07 - 1 cup fresh raspberries
08 - 1 tbsp powdered sugar (optional, for dusting)

# How to Make It:

01 - Preheat oven to 350°F. Grease an 8-inch round springform pan and line the base with parchment paper.
02 - In a heatproof bowl placed over simmering water, melt dark chocolate and butter together, stirring until smooth. Remove from heat.
03 - Whisk granulated sugar, sea salt, and vanilla extract into the chocolate mixture until fully incorporated.
04 - Add eggs one at a time, whisking thoroughly after each addition until the batter is glossy and thick.
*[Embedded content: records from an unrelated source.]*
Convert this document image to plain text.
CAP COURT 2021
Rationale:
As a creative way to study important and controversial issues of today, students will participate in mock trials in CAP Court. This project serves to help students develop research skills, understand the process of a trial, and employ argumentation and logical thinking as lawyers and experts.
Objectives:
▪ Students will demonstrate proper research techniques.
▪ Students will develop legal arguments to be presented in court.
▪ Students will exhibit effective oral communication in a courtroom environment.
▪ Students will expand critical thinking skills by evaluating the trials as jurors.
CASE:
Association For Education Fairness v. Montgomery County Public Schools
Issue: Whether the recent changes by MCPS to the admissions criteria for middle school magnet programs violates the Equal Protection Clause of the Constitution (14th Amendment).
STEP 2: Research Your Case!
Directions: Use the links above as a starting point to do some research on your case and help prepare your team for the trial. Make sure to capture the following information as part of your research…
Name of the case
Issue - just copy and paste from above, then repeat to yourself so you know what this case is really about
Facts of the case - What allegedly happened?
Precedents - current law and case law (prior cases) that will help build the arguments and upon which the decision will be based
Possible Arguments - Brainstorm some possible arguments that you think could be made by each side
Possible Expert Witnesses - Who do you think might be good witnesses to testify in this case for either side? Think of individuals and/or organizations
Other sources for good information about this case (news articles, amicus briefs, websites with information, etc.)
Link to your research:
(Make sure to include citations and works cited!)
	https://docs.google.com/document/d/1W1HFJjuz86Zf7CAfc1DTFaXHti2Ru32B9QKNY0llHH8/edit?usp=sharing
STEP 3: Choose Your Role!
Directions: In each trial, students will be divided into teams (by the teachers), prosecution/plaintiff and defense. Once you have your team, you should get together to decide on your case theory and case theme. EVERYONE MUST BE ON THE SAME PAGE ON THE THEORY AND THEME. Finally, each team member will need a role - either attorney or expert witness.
05 - Pour the batter into the prepared pan and smooth the top evenly.
06 - Bake for 25 to 30 minutes, until edges are set but the center remains slightly wobbly.
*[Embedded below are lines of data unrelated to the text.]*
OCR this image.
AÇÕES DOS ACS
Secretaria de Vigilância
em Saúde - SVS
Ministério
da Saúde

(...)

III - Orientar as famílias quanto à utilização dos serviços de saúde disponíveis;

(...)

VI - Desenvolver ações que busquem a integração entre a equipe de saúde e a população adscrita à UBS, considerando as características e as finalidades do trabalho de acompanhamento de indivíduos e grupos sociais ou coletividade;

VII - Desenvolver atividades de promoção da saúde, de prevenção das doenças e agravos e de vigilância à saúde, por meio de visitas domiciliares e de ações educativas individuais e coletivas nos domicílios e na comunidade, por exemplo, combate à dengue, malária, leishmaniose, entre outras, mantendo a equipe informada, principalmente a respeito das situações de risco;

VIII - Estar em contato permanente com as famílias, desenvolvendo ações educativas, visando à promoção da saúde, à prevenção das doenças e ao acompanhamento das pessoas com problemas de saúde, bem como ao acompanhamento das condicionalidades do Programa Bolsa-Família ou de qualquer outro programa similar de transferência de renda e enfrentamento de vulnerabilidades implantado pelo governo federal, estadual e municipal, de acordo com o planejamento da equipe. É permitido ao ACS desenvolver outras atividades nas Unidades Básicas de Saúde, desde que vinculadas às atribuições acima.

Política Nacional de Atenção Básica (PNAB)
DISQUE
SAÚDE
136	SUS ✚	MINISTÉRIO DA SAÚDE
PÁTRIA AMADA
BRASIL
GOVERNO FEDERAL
07 - Cool completely in the pan on a wire rack for approximately 1 hour; the center will sink slightly.
08 - Remove cake from the pan and transfer to a serving plate. Arrange fresh raspberries on top.
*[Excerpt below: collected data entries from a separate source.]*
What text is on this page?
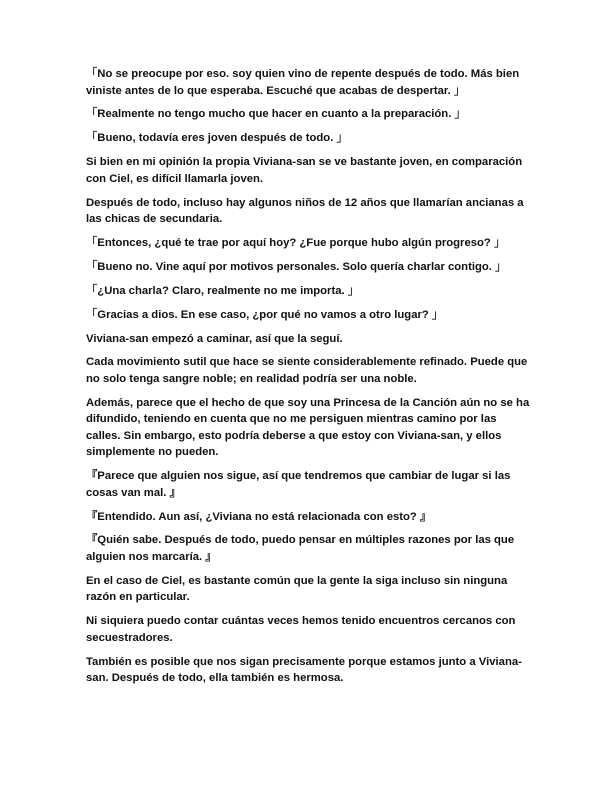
「No se preocupe por eso. soy quien vino de repente después de todo. Más bien viniste antes de lo que esperaba. Escuché que acabas de despertar. 」

「Realmente no tengo mucho que hacer en cuanto a la preparación. 」

「Bueno, todavía eres joven después de todo. 」

Si bien en mi opinión la propia Viviana-san se ve bastante joven, en comparación con Ciel, es difícil llamarla joven.

Después de todo, incluso hay algunos niños de 12 años que llamarían ancianas a las chicas de secundaria.

「Entonces, ¿qué te trae por aquí hoy? ¿Fue porque hubo algún progreso? 」

「Bueno no. Vine aquí por motivos personales. Solo quería charlar contigo. 」

「¿Una charla? Claro, realmente no me importa. 」

「Gracias a dios. En ese caso, ¿por qué no vamos a otro lugar? 」

Viviana-san empezó a caminar, así que la seguí.

Cada movimiento sutil que hace se siente considerablemente refinado. Puede que no solo tenga sangre noble; en realidad podría ser una noble.

Además, parece que el hecho de que soy una Princesa de la Canción aún no se ha difundido, teniendo en cuenta que no me persiguen mientras camino por las calles. Sin embargo, esto podría deberse a que estoy con Viviana-san, y ellos simplemente no pueden.

『Parece que alguien nos sigue, así que tendremos que cambiar de lugar si las cosas van mal. 』

『Entendido. Aun así, ¿Viviana no está relacionada con esto? 』

『Quién sabe. Después de todo, puedo pensar en múltiples razones por las que alguien nos marcaría. 』

En el caso de Ciel, es bastante común que la gente la siga incluso sin ninguna razón en particular.

Ni siquiera puedo contar cuántas veces hemos tenido encuentros cercanos con secuestradores.

También es posible que nos sigan precisamente porque estamos junto a Viviana-san. Después de todo, ella también es hermosa.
09 - Dust with powdered sugar before serving if desired.

# Expert Advice:

01 -
  • It's gluten-free without tasting like it, which honestly shocked everyone at the table.
  • The center stays decadent and fudgy while the edges hold structure, giving you the best of both worlds with every bite.
  • Fresh raspberries cut through the richness in a way that makes you feel less guilty about seconds.
  • It looks showstopping but requires no fancy decorating skills, just careful timing.
02 -
  • Baking this at too high a temperature creates a crust that sets too quickly, trapping the center raw—that 180°C is not a suggestion, it's the temperature that makes the magic happen.
  • The slight wobble in the center when you pull it from the oven is not underbaked; it's exactly what you want, because the carryover heat continues cooking it as it cools, leaving you with a texture somewhere between fudge and cake.
  • Room temperature eggs are non-negotiable because cold eggs won't whisk properly and you'll end up with a denser, less airy result that loses the whole point of this recipe.
03 -
  • Invest in a good quality dark chocolate with at least 70% cocoa—cheaper chocolate tastes waxy and thin, and you'll taste the difference immediately.
  • Let your eggs sit at room temperature for at least 30 minutes before starting; this single step makes them whisk into the chocolate more easily and creates a silkier final texture.
  • A springform pan with a tight seal is worth having just for this recipe, because the cake is so delicate that any gaps let moisture escape unevenly.